Wine Tasting and The Learning Curve

Yaakov and Ettie Morad, owners and founders of the Morad Winery opened the meeting with a the history of their winery in Yokneam. The move from being a 9-5 employee in a large company to opening and running an independent business was interesting in itself. I think it also provided insight from a different industry on one of the few constants in the TW profession; we constantly need to review and redefine our position in the company and the marketplace. Our profession is neither stable nor clearly defined. It is rare that the job description of an individual TW today resembles that of 5 years ago or 5 years from now. We are constantly forced to face many of the decisions that the Morad's made when they started the winery.

The wine tasting itself was an enjoyable and interesting experience. For many it was the first time tasting wine (or Sachar) made from cinnamon , and all were happy to have discovered one of Yokneam's hidden treasures.

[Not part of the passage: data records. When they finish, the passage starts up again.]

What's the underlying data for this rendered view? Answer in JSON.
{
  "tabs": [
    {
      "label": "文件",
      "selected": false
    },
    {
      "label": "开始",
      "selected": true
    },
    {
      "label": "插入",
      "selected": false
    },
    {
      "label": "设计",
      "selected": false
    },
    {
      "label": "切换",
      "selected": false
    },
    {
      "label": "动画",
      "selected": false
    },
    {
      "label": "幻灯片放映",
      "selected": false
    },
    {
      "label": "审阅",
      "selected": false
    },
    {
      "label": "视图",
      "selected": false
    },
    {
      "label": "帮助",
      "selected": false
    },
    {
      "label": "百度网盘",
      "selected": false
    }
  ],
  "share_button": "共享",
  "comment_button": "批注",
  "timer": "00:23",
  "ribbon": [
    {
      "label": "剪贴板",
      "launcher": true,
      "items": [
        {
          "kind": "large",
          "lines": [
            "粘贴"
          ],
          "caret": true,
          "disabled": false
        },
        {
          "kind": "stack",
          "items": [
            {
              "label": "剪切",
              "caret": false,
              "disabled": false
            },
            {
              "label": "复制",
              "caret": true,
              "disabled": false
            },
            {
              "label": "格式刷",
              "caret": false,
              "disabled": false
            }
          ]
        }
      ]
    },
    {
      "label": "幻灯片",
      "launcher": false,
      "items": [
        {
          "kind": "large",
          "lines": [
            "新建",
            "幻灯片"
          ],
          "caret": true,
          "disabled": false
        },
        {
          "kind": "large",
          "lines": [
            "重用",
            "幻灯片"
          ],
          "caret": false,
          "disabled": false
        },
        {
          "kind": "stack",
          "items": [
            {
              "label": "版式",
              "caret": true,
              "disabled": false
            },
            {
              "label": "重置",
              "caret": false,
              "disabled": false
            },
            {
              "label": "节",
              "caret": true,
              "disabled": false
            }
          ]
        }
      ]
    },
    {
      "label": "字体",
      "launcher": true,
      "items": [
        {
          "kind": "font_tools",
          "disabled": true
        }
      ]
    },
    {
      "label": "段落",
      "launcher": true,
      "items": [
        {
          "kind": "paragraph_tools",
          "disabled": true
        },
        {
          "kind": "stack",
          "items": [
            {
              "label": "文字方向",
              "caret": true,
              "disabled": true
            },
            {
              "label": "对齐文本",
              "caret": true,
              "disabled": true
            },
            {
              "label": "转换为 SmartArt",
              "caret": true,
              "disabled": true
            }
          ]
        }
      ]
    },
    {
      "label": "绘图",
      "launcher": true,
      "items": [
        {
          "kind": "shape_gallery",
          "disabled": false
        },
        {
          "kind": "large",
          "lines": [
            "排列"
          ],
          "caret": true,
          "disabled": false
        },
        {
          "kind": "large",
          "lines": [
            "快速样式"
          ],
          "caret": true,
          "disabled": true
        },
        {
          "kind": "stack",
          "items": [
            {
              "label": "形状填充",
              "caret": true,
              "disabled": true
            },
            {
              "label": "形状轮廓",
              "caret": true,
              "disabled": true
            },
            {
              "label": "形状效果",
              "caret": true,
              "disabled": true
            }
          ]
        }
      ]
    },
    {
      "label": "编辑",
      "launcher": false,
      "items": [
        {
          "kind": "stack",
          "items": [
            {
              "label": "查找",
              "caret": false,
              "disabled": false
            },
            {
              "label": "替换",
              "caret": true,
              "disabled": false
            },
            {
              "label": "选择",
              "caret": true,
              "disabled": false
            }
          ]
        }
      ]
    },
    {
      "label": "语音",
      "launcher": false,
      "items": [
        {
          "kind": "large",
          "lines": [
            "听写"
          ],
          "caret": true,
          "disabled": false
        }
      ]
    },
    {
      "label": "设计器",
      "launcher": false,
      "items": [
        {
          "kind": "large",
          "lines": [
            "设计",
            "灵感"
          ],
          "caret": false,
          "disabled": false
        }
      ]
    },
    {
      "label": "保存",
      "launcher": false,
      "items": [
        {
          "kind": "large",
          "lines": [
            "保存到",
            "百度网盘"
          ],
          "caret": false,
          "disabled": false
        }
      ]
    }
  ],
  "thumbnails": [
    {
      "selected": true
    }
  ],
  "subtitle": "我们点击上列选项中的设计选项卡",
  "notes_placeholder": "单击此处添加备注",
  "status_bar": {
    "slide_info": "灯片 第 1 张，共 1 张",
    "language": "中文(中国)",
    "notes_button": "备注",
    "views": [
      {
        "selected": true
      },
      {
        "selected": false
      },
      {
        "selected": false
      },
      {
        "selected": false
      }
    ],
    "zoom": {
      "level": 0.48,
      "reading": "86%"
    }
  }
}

After the wine, Moshe Chertoff's humorous presentation of translation bloopers set the stage for a round table discussion. Much of the discussion revolved around misperceptions that hurt both the tech writing service providers and purchasers of our services (employers and customers). The importance of the "learning curve" and the added value functions of the TW not directly related to producing a document were at the core of most of the discussion. Real life examples discussed included:

  • Companies that are trying to save money by changing writers every few months based on the lowest bid per hour, but unknowingly pay for many more hours due to the repeated learning curve. Even without factoring in the hidden costs of wasted developer time, delays, and loss of quality; the total amount of money paid to technical writers is increased dramatically.

  • Companies insisting on per page quotes. While appropriate for translations or technical editing (formatting and grammatical edits only), this method leads to paying a premium for poor quality worked with many pages at low per-page prices. This price structure penalizes clear, concise and properly organized presentation of technical material to the point where the less competent the writer, the more competitive the bid becomes. Because these "cost savings" are usually made up front where the information is gathered, the initial investment cannot be recovered later by using a different and more experienced writer to upgrade the documents. any upgrade would most likely require a repeat of the information gathering process. Only the formatting and stylistic design time could be recovered.

Other topics discussed included the importance of the actual writer as opposed to the (tech writing) company supplying the writer, and a common marketing brochure listing multiple writers and the differences between them. While this may be a useful idea for freelancers, it can be perceived as a threat to TW companies for whom the ability to offer and market a combined service is a competitive advantage.

Finally, there was general agreement that "educating the market" as to proper TW processes and the true role of technical writing would be beneficial to all parties (individual TWs, TW companies, and customers/employers).

The discussion could easily have continued for a while longer, but in my opinion, it would have been preferable to break earlier to allow some of the participants to leave earlier without undue embarrassment.

After the discussion, many of the participants continued the discussion in smaller groups. During these informal discussions the issue of whether the participation of TW companies (as opposed to freelancers, in house writers) is appropriate or desirable. It was generally agreed that the benefits of their participation far outweighed any inhibiting affect they may have on discussions relating to group marketing strategies that facilitate direct contact between individual writers and customers/employers.